Madison Cawthorn admits that his first few weeks in Washington have been “tumultuous.” Three days after being sworn in, Western North Carolina’s congressional representative rallied a crowd supporting former President Donald Trump that subsequently sacked the Capitol; after those riots, the Republican voted twice against certifying the election of Trump’s successor, Democratic President Joe Biden.
Now, Cawthorn told the Council of Independent Business Owners at a Jan. 29 virtual breakfast, he’s shifting his priorities as he thinks through the powers and limitations of his new job. The meeting marked one of his first addresses to a local audience since taking office.
With Democrats in control of the House, Senate and presidency, the country is poised to usher in an era of big government, Cawthorn asserted to the Asheville-based trade group. As a self-described “constitutional conservative,” the representative said his new goal is to divert as much federal spending to the region as possible to get residents back to work.
“It’s no secret to all of you that so many businesses were attacked and destroyed, by no fault of your own, because of government-mandated shutdowns,” Cawthorn said regarding emergency measures meant to control the spread of COVID-19. “I think that’s tragic. And so I think it’s absolutely appropriate that the federal government has created stimulus programs to help.”
Cawthorn voiced his support for federal Paycheck Protection Program loans available to help small businesses keep employees working during the pandemic. But the accounting and banking costs required to parse through complicated loan forgiveness requirements are too high, he said. Instead, he’s pushing for automatic loan forgiveness for all businesses that have borrowed $150,000 or less.
Individual stimulus checks should only go to people who are currently unemployed, Cawthorn told CIBO members. He also opposed raising the federal minimum wage to $15 an hour and increasing collective bargaining power for employees, claiming without citing evidence that the moves would cause most of Asheville’s service jobs to disappear.
The only way to keep businesses open in the face of the pandemic, he continued, is to reach a “critical mass” of immunity through COVID-19 vaccination programs. Health officials say herd immunity may be achieved when 70%-90% of the population is vaccinated; according to N.C. Department of Health and Human Services data from Jan. 29, only 7.5% of North Carolina residents had gotten their first dose of a two-dose COVID-19 vaccine.
On Jan. 25, Cawthorn co-sponsored a bill that would prohibit the use of federal funds to establish, implement or enforce any requirement that an individual wear a face covering or be vaccinated. Asked by Xpress what economic and health benefits this bill would have for the people of Western North Carolina, Cawthorn responded that a free capitalist society would create consumer confidence.
“I don’t think [the vaccine] should be required and I think it was rushed,” he said, adding that an economic lens was too narrow a scope to assess the legislation. “I believe it will be very healthy and that [federal vaccine development program] Operation Warp Speed did a great job, but I personally will not be getting a vaccine because of my 98% survival rate. If we start forcing people to get vaccines, we start walking a very dangerous road in the future.”
When the House reconvenes in early February, Cawthorn said, he hopes to use his role on the Committee of Education and Labor to expand wireless broadband access across the region. He also wants to prevent election fraud by establishing a federal voter identification requirement, eliminating mail-in ballots for anyone not in the military or hospitalized with severe injuries and splitting municipal races onto a separate ballot from state and federal contests. (At least 60 lawsuits filed by the Trump campaign in 2020 failed to prove a single case of voter fraud benefitting Biden.)
Cawthorn said his support among WNC’s Republican Party leadership had “skyrocketed” since the election; at the same time, he noted, his unfavorability among Democrats had also reached a new high.
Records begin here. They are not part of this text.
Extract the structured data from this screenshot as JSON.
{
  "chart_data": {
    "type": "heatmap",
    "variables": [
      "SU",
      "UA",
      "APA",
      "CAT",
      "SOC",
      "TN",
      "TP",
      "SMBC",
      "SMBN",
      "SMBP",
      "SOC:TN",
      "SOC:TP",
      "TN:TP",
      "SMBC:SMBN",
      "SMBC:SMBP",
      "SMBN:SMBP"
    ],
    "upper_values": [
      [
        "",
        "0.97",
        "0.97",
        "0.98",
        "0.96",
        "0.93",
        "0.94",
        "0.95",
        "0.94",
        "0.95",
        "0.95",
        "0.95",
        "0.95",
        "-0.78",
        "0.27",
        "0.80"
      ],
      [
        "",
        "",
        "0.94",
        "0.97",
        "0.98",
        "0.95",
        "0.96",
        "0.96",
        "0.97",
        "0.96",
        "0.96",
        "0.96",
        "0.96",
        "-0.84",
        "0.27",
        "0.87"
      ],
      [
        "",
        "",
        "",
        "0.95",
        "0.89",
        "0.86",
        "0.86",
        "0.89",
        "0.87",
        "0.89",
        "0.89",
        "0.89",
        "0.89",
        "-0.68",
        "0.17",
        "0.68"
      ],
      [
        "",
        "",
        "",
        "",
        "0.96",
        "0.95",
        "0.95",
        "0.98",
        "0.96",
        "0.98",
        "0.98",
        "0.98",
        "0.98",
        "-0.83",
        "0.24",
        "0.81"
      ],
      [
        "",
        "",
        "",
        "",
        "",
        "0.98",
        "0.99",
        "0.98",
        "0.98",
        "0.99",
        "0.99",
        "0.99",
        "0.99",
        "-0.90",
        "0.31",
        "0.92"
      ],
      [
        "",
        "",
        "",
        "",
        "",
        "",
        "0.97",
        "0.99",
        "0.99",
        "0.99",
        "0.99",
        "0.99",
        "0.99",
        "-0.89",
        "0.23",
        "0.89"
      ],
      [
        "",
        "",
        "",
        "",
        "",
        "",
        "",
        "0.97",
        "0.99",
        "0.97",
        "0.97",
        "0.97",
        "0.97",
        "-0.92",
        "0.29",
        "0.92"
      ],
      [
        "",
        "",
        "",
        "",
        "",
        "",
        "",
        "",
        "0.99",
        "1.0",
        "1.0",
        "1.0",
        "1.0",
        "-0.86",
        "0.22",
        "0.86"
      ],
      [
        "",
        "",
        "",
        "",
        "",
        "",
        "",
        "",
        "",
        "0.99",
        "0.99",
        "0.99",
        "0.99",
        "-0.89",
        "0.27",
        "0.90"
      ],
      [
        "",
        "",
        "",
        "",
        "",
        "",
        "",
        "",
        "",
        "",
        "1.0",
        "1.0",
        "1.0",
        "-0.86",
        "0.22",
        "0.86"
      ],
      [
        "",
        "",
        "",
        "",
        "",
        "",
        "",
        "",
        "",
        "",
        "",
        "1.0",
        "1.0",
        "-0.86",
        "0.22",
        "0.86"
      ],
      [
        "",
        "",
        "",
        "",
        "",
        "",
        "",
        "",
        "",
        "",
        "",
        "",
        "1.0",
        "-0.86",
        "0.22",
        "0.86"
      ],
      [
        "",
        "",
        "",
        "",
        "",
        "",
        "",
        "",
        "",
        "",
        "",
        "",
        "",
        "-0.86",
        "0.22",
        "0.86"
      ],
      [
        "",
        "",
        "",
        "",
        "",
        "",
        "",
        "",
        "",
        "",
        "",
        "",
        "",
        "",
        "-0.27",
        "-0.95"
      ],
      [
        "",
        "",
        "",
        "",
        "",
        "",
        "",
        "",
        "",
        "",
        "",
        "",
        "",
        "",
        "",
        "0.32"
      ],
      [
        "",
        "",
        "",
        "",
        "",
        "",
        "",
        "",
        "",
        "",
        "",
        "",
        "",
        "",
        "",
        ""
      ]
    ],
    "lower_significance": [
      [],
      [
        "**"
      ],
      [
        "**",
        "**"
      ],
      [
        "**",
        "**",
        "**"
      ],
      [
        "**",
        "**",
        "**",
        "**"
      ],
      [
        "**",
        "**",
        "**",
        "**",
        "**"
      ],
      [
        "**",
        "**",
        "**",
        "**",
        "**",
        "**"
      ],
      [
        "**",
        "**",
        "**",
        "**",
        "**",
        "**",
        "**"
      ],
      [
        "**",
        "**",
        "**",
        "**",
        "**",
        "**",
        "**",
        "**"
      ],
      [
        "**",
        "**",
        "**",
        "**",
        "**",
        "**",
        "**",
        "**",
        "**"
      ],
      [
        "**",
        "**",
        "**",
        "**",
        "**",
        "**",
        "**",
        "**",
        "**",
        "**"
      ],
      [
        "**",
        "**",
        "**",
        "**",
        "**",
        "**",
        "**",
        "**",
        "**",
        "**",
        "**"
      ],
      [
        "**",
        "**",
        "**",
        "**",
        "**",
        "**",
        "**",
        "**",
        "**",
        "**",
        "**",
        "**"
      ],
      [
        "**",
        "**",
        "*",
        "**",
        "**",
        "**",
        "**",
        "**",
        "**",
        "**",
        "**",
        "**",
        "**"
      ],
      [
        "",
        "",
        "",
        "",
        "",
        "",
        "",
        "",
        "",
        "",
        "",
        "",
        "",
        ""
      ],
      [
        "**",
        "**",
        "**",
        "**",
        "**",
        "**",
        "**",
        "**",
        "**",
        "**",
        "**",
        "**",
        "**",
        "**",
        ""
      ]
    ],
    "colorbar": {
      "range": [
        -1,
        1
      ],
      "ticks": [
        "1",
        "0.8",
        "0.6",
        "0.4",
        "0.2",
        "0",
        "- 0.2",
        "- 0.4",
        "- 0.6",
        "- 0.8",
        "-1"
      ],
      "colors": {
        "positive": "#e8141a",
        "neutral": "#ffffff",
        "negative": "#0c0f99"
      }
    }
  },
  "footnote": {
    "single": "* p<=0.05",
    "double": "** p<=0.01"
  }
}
He did not address his recent censures by multiple important local Republicans, including state Sen. Chuck Edwards and former Henderson County Sheriff George Erwin Jr.
The representative’s rhetoric will likely change in the coming weeks, Cawthorn told meeting attendees, as he works to bridge the partisan divide. “Whether you’re Republcan or Democrat, whether you’re an independent and you didn’t vote for me or don’t support the actions I’ve taken in Congress so far, that doesn’t matter,” he said. “I’m here to serve you, no matter what.”